Expressing its “utmost concern over the dire consequences” of the violence, the 15-member Council also reiterated its full support for the inter-Sudanese peace talks being held in Abuja and the lead role taken by the AU, according to a statement read out today by April Council President, Chinese Ambassador Wang Guangya.
The statement noted that the Council “endorses the decision of the African Union Peace and Security Council that 30 April 2006 is the final deadline for reaching an agreement; demands that all parties make the necessary efforts to reach an agreement by this date; and reaffirms its determination to hold accountable those impeding the peace process and committing human rights violations.”
On 10 March, the AU Peace and Security Council decided to support in principle the transition of its African Mission in Sudan (AMIS) to a UN and to extend the mandate of AMIS until 30 September. Today the Council reiterated its support for that decision and called on all parties to take “all necessary measures to ensure a smooth and successful transfer to a United Nations operation.”

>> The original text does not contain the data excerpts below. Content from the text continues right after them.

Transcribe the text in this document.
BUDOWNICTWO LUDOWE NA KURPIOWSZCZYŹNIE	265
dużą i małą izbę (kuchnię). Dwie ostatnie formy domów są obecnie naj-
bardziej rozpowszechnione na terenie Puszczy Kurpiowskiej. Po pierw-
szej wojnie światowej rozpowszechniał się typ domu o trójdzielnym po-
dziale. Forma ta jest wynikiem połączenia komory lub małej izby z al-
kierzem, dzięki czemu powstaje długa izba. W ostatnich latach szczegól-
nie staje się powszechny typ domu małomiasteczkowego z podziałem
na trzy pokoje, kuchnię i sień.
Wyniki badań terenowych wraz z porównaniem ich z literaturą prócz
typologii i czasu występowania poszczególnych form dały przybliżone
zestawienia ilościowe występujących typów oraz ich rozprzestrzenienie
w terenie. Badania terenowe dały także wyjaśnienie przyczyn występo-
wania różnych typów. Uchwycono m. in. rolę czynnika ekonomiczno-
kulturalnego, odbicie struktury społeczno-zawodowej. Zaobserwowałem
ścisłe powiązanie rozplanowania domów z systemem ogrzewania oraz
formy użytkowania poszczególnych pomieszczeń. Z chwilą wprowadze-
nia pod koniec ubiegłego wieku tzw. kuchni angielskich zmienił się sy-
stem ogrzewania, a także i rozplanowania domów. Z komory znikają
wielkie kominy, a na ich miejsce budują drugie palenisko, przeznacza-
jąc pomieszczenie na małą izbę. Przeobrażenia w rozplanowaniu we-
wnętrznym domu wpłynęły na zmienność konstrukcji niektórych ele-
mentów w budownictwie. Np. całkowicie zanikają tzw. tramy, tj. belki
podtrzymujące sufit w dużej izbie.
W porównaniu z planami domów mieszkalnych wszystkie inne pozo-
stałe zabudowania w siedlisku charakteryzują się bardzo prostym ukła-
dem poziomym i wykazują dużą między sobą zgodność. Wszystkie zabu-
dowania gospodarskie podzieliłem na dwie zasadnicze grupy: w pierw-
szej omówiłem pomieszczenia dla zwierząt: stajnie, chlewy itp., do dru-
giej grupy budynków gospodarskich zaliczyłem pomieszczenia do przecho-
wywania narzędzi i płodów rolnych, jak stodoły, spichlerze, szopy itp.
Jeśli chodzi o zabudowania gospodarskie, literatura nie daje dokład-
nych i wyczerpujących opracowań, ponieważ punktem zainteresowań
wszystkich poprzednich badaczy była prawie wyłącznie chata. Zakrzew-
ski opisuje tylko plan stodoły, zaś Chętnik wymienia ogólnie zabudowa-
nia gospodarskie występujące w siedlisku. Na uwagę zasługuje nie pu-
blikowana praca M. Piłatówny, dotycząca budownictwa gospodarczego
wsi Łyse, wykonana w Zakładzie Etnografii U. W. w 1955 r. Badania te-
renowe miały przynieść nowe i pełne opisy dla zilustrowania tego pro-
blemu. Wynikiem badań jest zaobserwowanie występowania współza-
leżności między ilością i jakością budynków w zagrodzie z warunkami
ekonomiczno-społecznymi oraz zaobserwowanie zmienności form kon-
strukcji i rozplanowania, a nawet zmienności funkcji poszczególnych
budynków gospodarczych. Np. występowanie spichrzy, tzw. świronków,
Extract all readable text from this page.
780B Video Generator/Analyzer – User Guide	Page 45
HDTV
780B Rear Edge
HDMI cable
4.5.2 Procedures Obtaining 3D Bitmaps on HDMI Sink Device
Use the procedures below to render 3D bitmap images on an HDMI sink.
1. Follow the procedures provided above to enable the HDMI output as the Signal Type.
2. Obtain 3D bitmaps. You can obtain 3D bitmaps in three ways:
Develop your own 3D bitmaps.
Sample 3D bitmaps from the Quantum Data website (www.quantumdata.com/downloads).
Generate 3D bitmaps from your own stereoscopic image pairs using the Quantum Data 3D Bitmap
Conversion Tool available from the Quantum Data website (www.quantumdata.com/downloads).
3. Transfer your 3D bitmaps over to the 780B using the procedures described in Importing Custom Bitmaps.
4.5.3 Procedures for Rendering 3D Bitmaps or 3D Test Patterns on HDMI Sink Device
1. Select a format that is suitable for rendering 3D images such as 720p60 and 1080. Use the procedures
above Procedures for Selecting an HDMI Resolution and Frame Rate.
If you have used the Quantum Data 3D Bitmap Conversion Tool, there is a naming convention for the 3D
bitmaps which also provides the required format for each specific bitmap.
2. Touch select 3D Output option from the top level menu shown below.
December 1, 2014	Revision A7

The statement went on to urge Member States and international and regional organizations to provide additional assistance to strengthen AMIS, while also repeating a request to the Secretary-General to speed up preparations for its “transition” to a UN operation and highlighting that such an operation would have “strong African participation and character.”
The Council also called for an assessment mission to visit Darfur by the end of this month, and again expressed regret over last week’s decision by the Government of National Unity to deny entry to the region by UN Emergency Relief Coordinator Jan Egeland. The Council expressed similar views over the Government’s decision not to renew the contract of the Norwegian Refugee Council, a non-governmental organization (NGO).
In related developments, Assistant Secretary-General for Peacekeeping Operations Hédi Annabi arrived in Ethiopia today for consultations with AU and other officials related to a UN force for Darfur, a UN spokesman told reporters, adding that the AU’s chief mediator on the peace talks was scheduled to brief the Security Council next Tuesday.
Also regarding Darfur, Secretary-General Kofi Annan’s latest monthly report was released today, in which he highlights further human rights violations, the persisting “high level of violence,” but also the need for the international community to remain committed to improving the situation.
“I am alarmed by the reports of widespread human rights violations committed in Gereida, Mershing and Shearia in Southern Darfur, among other locations, which have led to the displacement of tens of thousands of people,” he noted, while calling on all parties to stop attacks on civilian targets and reminding the Government of its “unconditional duty to protect its citizens.”
“The international community has a critical role to play during this make-or-break period,” Mr. Annan concluded, as he urged donors to continue to support humanitarian efforts despite the difficulties involved.